Heftpräsentationen: vor Gericht / Macht(ver)Handeln um 1500 / Migration: Ergebnisse feministischer Geschichtswissenschaft in L’HOMME. Z. F. G., 29.01.2026, Wien

L’HOMME. Europäische Zeitschrift für feministische Geschichtswissenschaft (Z. F. G.) (Web)

Zeit: Do., 29.01.2026, 18 Uhr s.t.
Ort: Erika-Weinzierl-Saal, Hauptgebäude der Univ. Wien, Universitätsring 1 (Stiege 1, 1. Stock), 1010 Wien

Programm (PDF)

– Begrüßung und Moderation: Christa Hämmerle und Claudia Kraft (beide Wien)

– Vorstellung der folgenden Hefte

  • vor Gericht: hg. von Maria Fritsche und Ulrike Krampl; präsentiert von Maria Fritsche (Trondheim und Wien)
  • Macht(ver)Handeln um 1500: hg. von Christina Lutter und Julia Burkhardt; präsentiert von Christina Lutter (Wien)
  • Migration: hg. von Ulrike Krampl, Kristina Schulz und Xenia von Tippelskirch; präsentiert von Katharina Stornig (Wien)

– Im Anschluss an die Präsentation laden wir zu Brot und Wein

Anmeldungen unter: lhomme.geschichte@univie.ac.at

vor Gericht, hg. von Maria Fritsche und Ulrike Krampl
L’Homme. Z. F. G., 35. Jg., Heft 2 (2024)

Dieses Themenheft befasst sich mit der Frage, wie Geschlecht vor Gericht hergestellt und verhandelt, aber auch strategisch eingesetzt wurde. Im Fokus steht dabei der Gerichtsraum, der als physischer und gleichzeitig als durch Interaktionen geformter sozialer Raum zu verstehen ist. Wie prägten die durch diesen Raum verkörperten gesellschaftlichen Normen und Machtasymmetrien die Darstellungen und Strategien jener Personen, die vor der Richterbank standen? Wie nutzten Angeklagte, Kläger*innen, Jurist*innen, Expert*innen oder Zeug*innen Geschlecht, um ihre Anliegen durchzusetzen? Die Beiträge spannen den Bogen von den 1980er-Jahren bis zurück ins Spätmittelalter.

Macht(ver)Handeln um 1500, hg. von Christina Lutter und Julia Burkhardt
L’Homme. Z. F. G., 36. Jg., Heft 1 (2025)

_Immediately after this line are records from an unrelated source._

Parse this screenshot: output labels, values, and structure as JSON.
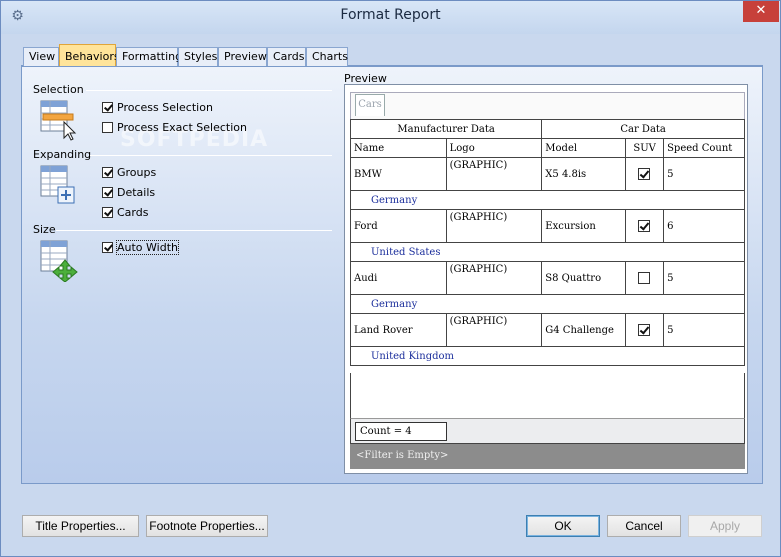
{
  "window": {
    "title": "Format Report",
    "close_label": "✕"
  },
  "tabs": [
    {
      "label": "View",
      "active": false
    },
    {
      "label": "Behaviors",
      "active": true
    },
    {
      "label": "Formatting",
      "active": false
    },
    {
      "label": "Styles",
      "active": false
    },
    {
      "label": "Preview",
      "active": false
    },
    {
      "label": "Cards",
      "active": false
    },
    {
      "label": "Charts",
      "active": false
    }
  ],
  "watermark": "SOFTPEDIA",
  "behaviors": {
    "selection": {
      "label": "Selection",
      "options": [
        {
          "label": "Process Selection",
          "checked": true
        },
        {
          "label": "Process Exact Selection",
          "checked": false
        }
      ]
    },
    "expanding": {
      "label": "Expanding",
      "options": [
        {
          "label": "Groups",
          "checked": true
        },
        {
          "label": "Details",
          "checked": true
        },
        {
          "label": "Cards",
          "checked": true
        }
      ]
    },
    "size": {
      "label": "Size",
      "options": [
        {
          "label": "Auto Width",
          "checked": true
        }
      ]
    }
  },
  "preview": {
    "label": "Preview",
    "card_tab": "Cars",
    "group_headers": [
      "Manufacturer Data",
      "Car Data"
    ],
    "columns": [
      "Name",
      "Logo",
      "Model",
      "SUV",
      "Speed Count"
    ],
    "rows": [
      {
        "name": "BMW",
        "logo": "(GRAPHIC)",
        "model": "X5 4.8is",
        "suv": true,
        "speed_count": "5",
        "country": "Germany"
      },
      {
        "name": "Ford",
        "logo": "(GRAPHIC)",
        "model": "Excursion",
        "suv": true,
        "speed_count": "6",
        "country": "United States"
      },
      {
        "name": "Audi",
        "logo": "(GRAPHIC)",
        "model": "S8 Quattro",
        "suv": false,
        "speed_count": "5",
        "country": "Germany"
      },
      {
        "name": "Land Rover",
        "logo": "(GRAPHIC)",
        "model": "G4 Challenge",
        "suv": true,
        "speed_count": "5",
        "country": "United Kingdom"
      }
    ],
    "count_text": "Count = 4",
    "filter_text": "<Filter is Empty>"
  },
  "buttons": {
    "title_properties": "Title Properties...",
    "footnote_properties": "Footnote Properties...",
    "ok": "OK",
    "cancel": "Cancel",
    "apply": "Apply"
  },
  "colors": {
    "active_tab": "#ffe49a",
    "close_button": "#c7403a",
    "country_text": "#1c2f9c",
    "filter_bar": "#8c8c8c"
  }
}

Geschlecht als dynastische und als soziale Kategorie war in der Vormoderne ein Kriterium für den Zugang zu Macht und die Legitimation von Herrschaftsausübung. Doch mit welchen kulturellen und sozialen Erwartungen waren Herrscherinnen und Herrscher konfrontiert? Wie nutzten sie Handlungsspielräume? Welche Personen und Institutionen partizipierten an herrschaftlicher Macht? Die Beiträge dieser Ausgabe widmen sich diesen Fragen für die Zeit des späten Mittelalters und der beginnenden Frühen Neuzeit. Sie zeichnen ein komplexes Bild der Veränderungen, Ambivalenzen und Widersprüche, denen Herrschaft um 1500 unterworfen war, wobei sich letztere immer auch, aber nie ausschließlich als geschlechtlich codiert erwies.

Migration, hg. von Ulrike Krampl, Kristina Schulz und Xenia von Tippelskirch
L’Homme. Z. F. G., 36. Jg., Heft 2 (2025)

Das Thema Migration beherrscht weiterhin die politische Debatte und ist konstitutiv für menschliche Gesellschaften. In diesem Heft werden bislang wenig erforschte geschlechtsspezifische Aspekte dazu in den Mittelpunkt gerückt. So lässt sich Migration als historisch vielfältiges und vielschichtiges Phänomen charakterisieren – und dies jenseits der geläufigen dichotomen Vorstellung von vermeintlich mobilen Männern und sesshaften Frauen. Die Beiträge beleuchten Facetten von Arbeitsmigration, Migrationspolitik und Logiken der Herkunfts- und Aufnahmegesellschaften in einem innereuropäischen und transatlantischen Rahmen vom Mittelalter bis zur Gegenwart.